Sem notar tenho usado sempre o mesmo vestido, é o que está mais fácil. Ele também vive sua rotina estressante, do corpo ao varal, do varal ao corpo. Meu filho que trabalha fora e me vê apenas nos finais de semana, me perguntou:

– Mãe, não tem outros vestidos?

Notei na sua fisionomia que a minha falta de vaidade o deixou preocupado. A resposta que dei a ele parece ter saído de um passado muito distante e sem retorno.

–É o enfado.

Outro dia acordei com muita disposição de me livrar deste enfado. Corri para o banheiro tomei um banho quente, cantei sob o chuveiro, depois me besuntei de cremes, olhei no espelho e quase desisti da opção pelos cabelos brancos. Senti-me uma idiota com esta preocupação tão vulgar e resolvi prestar atenção no noticiário.

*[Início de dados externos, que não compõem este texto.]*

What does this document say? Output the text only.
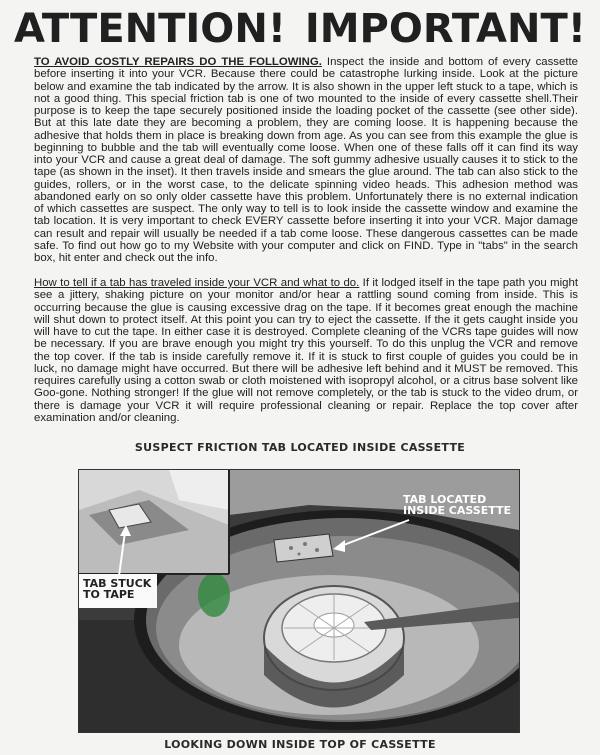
ATTENTION! IMPORTANT!
TO AVOID COSTLY REPAIRS DO THE FOLLOWING. Inspect the inside and bottom of every cassette before inserting it into your VCR. Because there could be catastrophe lurking inside. Look at the picture below and examine the tab indicated by the arrow. It is also shown in the upper left stuck to a tape, which is not a good thing. This special friction tab is one of two mounted to the inside of every cassette shell.Their purpose is to keep the tape securely positioned inside the loading pocket of the cassette (see other side). But at this late date they are becoming a problem, they are coming loose. It is happening because the adhesive that holds them in place is breaking down from age. As you can see from this example the glue is beginning to bubble and the tab will eventually come loose. When one of these falls off it can find its way into your VCR and cause a great deal of damage. The soft gummy adhesive usually causes it to stick to the tape (as shown in the inset). It then travels inside and smears the glue around. The tab can also stick to the guides, rollers, or in the worst case, to the delicate spinning video heads. This adhesion method was abandoned early on so only older cassette have this problem. Unfortunately there is no external indication of which cassettes are suspect. The only way to tell is to look inside the cassette window and examine the tab location. It is very important to check EVERY cassette before inserting it into your VCR. Major damage can result and repair will usually be needed if a tab come loose. These dangerous cassettes can be made safe. To find out how go to my Website with your computer and click on FIND. Type in "tabs" in the search box, hit enter and check out the info.
How to tell if a tab has traveled inside your VCR and what to do. If it lodged itself in the tape path you might see a jittery, shaking picture on your monitor and/or hear a rattling sound coming from inside. This is occurring because the glue is causing excessive drag on the tape. If it becomes great enough the machine will shut down to protect itself. At this point you can try to eject the cassette. If the it gets caught inside you will have to cut the tape. In either case it is destroyed. Complete cleaning of the VCRs tape guides will now be necessary. If you are brave enough you might try this yourself. To do this unplug the VCR and remove the top cover. If the tab is inside carefully remove it. If it is stuck to first couple of guides you could be in luck, no damage might have occurred. But there will be adhesive left behind and it MUST be removed. This requires carefully using a cotton swab or cloth moistened with isopropyl alcohol, or a citrus base solvent like Goo-gone. Nothing stronger! If the glue will not remove completely, or the tab is stuck to the video drum, or there is damage your VCR it will require professional cleaning or repair. Replace the top cover after examination and/or cleaning.
SUSPECT FRICTION TAB LOCATED INSIDE CASSETTE
TAB LOCATED
INSIDE CASSETTE
TAB STUCK
TO TAPE
LOOKING DOWN INSIDE TOP OF CASSETTE
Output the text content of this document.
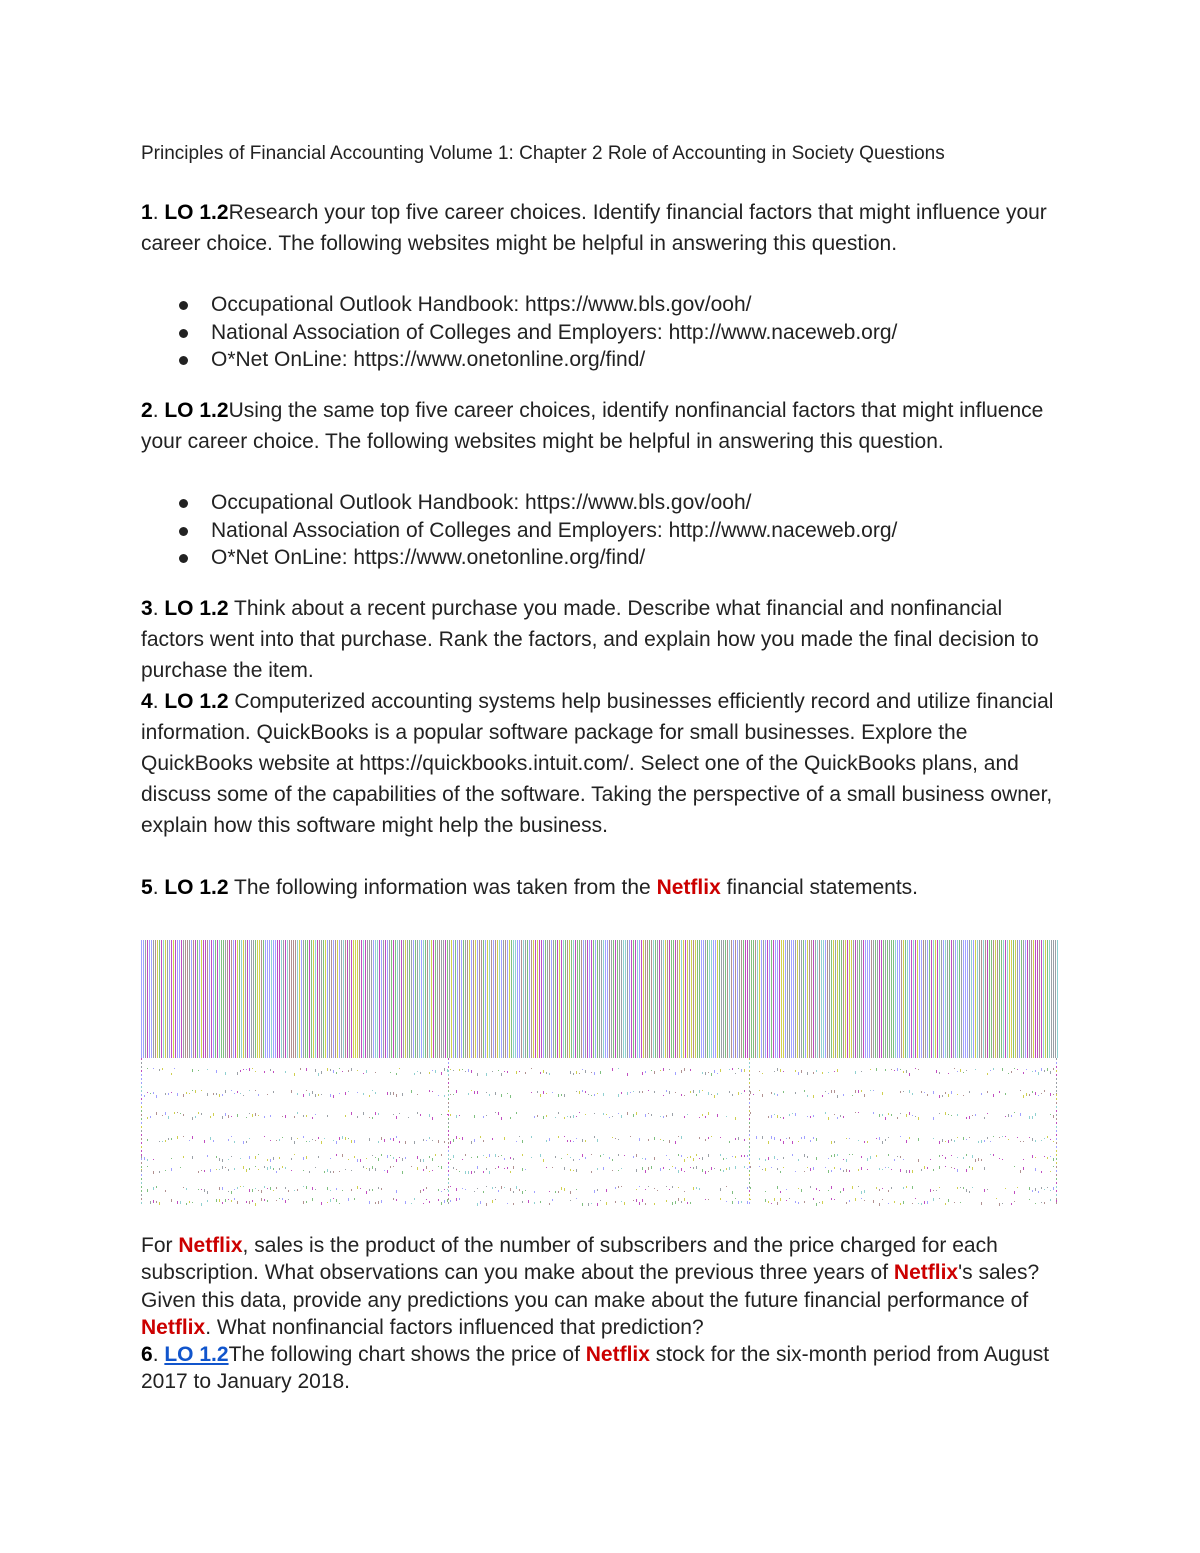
Principles of Financial Accounting Volume 1: Chapter 2 Role of Accounting in Society Questions
1. LO 1.2Research your top five career choices. Identify financial factors that might influence your career choice. The following websites might be helpful in answering this question.
Occupational Outlook Handbook: https://www.bls.gov/ooh/
National Association of Colleges and Employers: http://www.naceweb.org/
O*Net OnLine: https://www.onetonline.org/find/
2. LO 1.2Using the same top five career choices, identify nonfinancial factors that might influence your career choice. The following websites might be helpful in answering this question.
Occupational Outlook Handbook: https://www.bls.gov/ooh/
National Association of Colleges and Employers: http://www.naceweb.org/
O*Net OnLine: https://www.onetonline.org/find/
3. LO 1.2 Think about a recent purchase you made. Describe what financial and nonfinancial factors went into that purchase. Rank the factors, and explain how you made the final decision to purchase the item.
4. LO 1.2 Computerized accounting systems help businesses efficiently record and utilize financial information. QuickBooks is a popular software package for small businesses. Explore the QuickBooks website at https://quickbooks.intuit.com/. Select one of the QuickBooks plans, and discuss some of the capabilities of the software. Taking the perspective of a small business owner, explain how this software might help the business.
5. LO 1.2 The following information was taken from the Netflix financial statements.
For Netflix, sales is the product of the number of subscribers and the price charged for each subscription. What observations can you make about the previous three years of Netflix's sales? Given this data, provide any predictions you can make about the future financial performance of Netflix. What nonfinancial factors influenced that prediction?
6. LO 1.2The following chart shows the price of Netflix stock for the six-month period from August 2017 to January 2018.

“Animais silvestres são devolvidos aos habitats depois de longo tempo em cativeiro”. A insensatez humana não tem limites; na tarde do mesmo dia, ouço “animais feridos fogem dos incêndios nas florestas e morrem atropelados em rodovias”. Desta vez alguns são resgatados com ferimentos múltiplos. Depois de tratados e curados são devolvidos à mata, em algum lugar que pareça ser seguro. Enquanto existir mata, eles precisam aprender a viver novamente em liberdade, não é um processo fácil.

Pensei na nossa semelhança com os animais e senti a sede deles, sua fome os medos de pisar em brasas e vi no olhar da onça pintada um clamor pelo que nos resta da Natureza mãe.

Enquanto estamos nos protegendo em nossas cavernas de um vírus quase invisível, chamas vorazes de ambições consomem a natureza. A flora arde, os animais morrem e os seres humanos insensíveis e egoístas habitantes dos palácios disto ou daquilo, governam e se eximem do atroz espetáculo visto pelo mundo inteiro.

Não quero encontrar culpados. Queremos soluções.